4. Menfasilitasi Transformasi Wewenang Kepada
Masyarakat
Tumbuh dan berkembangnya kelembagaan lokal tentu diiringi dengan berbagai
kebutuhan, terutama pada aktualisasi kelembagaan tersebut dalam peranannya
sebagai aktor pembangunan. Pemerintah
sebagai fasilitator dalam paradigma baru pembangunan diharapkan mampu mengemban
peran baru sebagai “regulator sekaligus fasilitator” tentu tidak mudah, karena
umumnya peran fasilitasi adalah pendampingan bukan pengaturan.
Wewenang
untuk melakukan identifikasi, perencanaan, pelaksanaan dan monitoring serta
evaluasi pembangunan selayaknya diberikan kepada masyarakat secara positif dan
legowo yang di fasilitasi oleh aparat pemerintah.

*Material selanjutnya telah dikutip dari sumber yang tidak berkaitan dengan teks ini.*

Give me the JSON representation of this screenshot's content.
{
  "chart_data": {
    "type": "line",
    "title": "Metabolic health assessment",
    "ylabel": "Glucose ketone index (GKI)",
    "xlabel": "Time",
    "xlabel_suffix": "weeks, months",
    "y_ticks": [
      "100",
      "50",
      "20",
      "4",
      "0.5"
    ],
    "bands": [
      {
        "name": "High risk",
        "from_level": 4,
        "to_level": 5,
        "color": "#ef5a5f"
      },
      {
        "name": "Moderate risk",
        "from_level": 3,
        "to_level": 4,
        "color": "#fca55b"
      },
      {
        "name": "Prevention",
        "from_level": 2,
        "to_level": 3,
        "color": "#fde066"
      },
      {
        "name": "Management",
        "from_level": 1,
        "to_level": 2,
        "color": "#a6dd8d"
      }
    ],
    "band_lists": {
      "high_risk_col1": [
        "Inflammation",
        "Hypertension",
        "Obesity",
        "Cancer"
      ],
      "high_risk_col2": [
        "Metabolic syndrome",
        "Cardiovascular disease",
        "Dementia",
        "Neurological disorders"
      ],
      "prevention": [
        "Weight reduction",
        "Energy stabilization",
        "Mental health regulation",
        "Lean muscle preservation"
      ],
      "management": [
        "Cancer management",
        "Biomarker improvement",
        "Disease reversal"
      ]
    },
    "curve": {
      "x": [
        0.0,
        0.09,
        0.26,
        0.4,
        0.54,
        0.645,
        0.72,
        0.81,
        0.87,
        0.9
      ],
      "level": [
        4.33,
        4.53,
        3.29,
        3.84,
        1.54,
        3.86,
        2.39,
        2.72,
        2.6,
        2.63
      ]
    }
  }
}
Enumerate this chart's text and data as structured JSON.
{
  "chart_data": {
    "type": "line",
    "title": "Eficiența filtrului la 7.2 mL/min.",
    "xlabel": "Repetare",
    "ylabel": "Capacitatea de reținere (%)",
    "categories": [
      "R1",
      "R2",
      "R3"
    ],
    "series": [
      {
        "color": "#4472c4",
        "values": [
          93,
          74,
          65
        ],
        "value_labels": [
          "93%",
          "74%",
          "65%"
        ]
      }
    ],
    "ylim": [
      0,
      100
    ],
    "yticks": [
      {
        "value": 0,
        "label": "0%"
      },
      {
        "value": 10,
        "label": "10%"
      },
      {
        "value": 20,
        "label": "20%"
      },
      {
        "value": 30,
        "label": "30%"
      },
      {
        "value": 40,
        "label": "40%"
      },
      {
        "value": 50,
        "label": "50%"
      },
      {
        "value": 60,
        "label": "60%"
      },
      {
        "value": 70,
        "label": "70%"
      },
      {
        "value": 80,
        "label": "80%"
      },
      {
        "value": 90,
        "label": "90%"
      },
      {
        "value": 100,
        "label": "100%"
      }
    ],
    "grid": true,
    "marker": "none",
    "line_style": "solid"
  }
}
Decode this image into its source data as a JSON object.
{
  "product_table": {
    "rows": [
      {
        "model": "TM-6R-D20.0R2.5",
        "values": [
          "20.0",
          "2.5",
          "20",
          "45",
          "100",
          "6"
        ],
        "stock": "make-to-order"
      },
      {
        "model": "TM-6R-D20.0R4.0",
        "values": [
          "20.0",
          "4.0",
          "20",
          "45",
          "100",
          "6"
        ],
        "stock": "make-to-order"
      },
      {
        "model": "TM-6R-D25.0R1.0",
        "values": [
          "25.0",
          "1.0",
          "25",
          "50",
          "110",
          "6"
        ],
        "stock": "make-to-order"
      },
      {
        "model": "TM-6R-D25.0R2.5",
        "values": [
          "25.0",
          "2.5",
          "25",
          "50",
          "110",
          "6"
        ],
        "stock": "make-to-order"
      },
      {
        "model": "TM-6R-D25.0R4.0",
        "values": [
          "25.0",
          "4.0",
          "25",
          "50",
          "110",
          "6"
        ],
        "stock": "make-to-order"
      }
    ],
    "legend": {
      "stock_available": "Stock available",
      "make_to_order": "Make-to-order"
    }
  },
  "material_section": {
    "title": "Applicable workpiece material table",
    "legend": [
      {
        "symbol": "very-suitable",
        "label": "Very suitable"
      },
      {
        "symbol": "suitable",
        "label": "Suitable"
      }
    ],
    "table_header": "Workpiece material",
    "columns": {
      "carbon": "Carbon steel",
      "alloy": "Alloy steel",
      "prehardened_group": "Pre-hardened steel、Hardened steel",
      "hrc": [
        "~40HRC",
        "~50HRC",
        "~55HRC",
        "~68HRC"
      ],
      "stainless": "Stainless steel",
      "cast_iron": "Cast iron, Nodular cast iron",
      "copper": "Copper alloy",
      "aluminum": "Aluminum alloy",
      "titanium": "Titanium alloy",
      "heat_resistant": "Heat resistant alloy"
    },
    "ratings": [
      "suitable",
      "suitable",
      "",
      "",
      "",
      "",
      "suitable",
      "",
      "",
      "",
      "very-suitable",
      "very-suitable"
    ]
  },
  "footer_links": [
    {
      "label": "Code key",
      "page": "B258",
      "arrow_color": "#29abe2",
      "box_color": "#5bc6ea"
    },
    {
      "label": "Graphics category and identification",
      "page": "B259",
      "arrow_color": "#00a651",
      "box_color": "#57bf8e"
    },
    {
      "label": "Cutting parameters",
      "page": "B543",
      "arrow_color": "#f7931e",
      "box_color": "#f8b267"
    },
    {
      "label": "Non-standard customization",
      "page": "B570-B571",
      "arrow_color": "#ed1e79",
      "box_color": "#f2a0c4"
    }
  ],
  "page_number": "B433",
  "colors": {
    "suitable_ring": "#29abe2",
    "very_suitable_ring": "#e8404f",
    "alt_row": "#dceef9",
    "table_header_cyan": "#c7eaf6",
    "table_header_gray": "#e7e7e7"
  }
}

5. Mengembangkan Sistem Informasi Manajemen Pembangunan
Pendekatan
pembangunan secara sektoral ternyata kurang efisien ditinjau dari kepentingan
masyarakat dan pembelajaan uang. Sudah
saatnya pada era otonomi daerah dikembangkan Sistem informasi Manajemen yang
dapat merupakan basis informasi dalam rangkan pengambilan keputusan secara
komprehensif. Sebagai contoh saja, dalam
penetapan penduduk miskin. Beberapa
versi berkembang sesuai dengan kebutuhan dan pendekatannya, BPS, BKKBN dan
Susenas. Sebuah keluarga dapat masuk
kategori miskin dan juga tidak miskin sekaligus. Padahal semua pihak mengetahui bahwa survey
penetapan penduduk miskin tersebut juga menelan banyak biaya. Sudah saatnya masyarakat diajak bersama untuk
melakukan “pemetaan penduduk miskin secara partisipatif”. Masyarakat dipandu untuk menetapkan indikator
kemiskinan lokal, lalu menetapkan siapa yang miskin diantaranya dan sekaligus
memetakannya.
Sistem informasi
manajemen dapat dibangun dengan basis sumber informasi menggunakan kelembagaan
lokal yang ada di masyarakat. Dimana
secara ideal lembaga lokal akan menjalankan peran dan fungsinya secara efektif. Mereka akan menyampaikan kondisi wilayah
mereka secara jujur dan tanpa tekanan apapun, sehingga data yang masuk dalam
sistem informasiadalah adalah data valid, akurat dan faktual. Sistem informasi manajemen tidak harus
identik dengan adanya komputer, tetapi melainkan sistemnya yang perlu dibangun,
disosialisasikan serta diimplementasikan.
Dengan
sistem informasi manajemen yang memadai akan dapat disusun perencanaan yang
komprehensif, memadai dan berkeadilan karena semua wilayah memiliki akses yang
sama, bukan hanya pada wilayah dan daerah yang sering dikunjungi
pejabat-pejabat saja.
Intisari
dari paper ini adalah mencoba mengkaji penyebab kemiskinan menggunakan sudut
pandang pembangunan serta berbagai teori yang pernah dianut oleh pemerintah
kita, yang ternyata pada akhirnya kita terpuruk dalam kemiskinan. Menjadi negara penghutang ke –4 terbesar di
dunia, menjadi negara terkorup ke –5 didunia, dan berbagai predikat lain yang
kurang sedap. Bahkan Indonesia sudah tidak
malu lagi menerima IDA credit dari Bank Dunia yang hanya diperuntukkan bagi
negara sangat miskin.
Bukan mencari siapa yang salah, tetapi
masyarakat bertanya “bukankah kami di masa lalu tidak di ajak berembug”, ya
mungkin melalui DPR, ah DPR dimasa lalu kan Dewan Perwakilan Rezim, begitu kata
orang yang sinis. Tetapi kita semua
masih mencintai negara ini. Kita masih
punya energi untuk menanam, meskipun kita tahu bahwa kita tidak akan memetik,
melainkan untuk generasi
Juga sekelumit diusulkan strategi
pembangunan bertumpu pada pemberdayaan komunitas. Dimana pada saatnya nanti, energi sosial yang
ada dalam masyarakat dapat didaya-gunakan secara lebih positif untuk
kepentingan pembangunan bagi kesejahteraan bersama.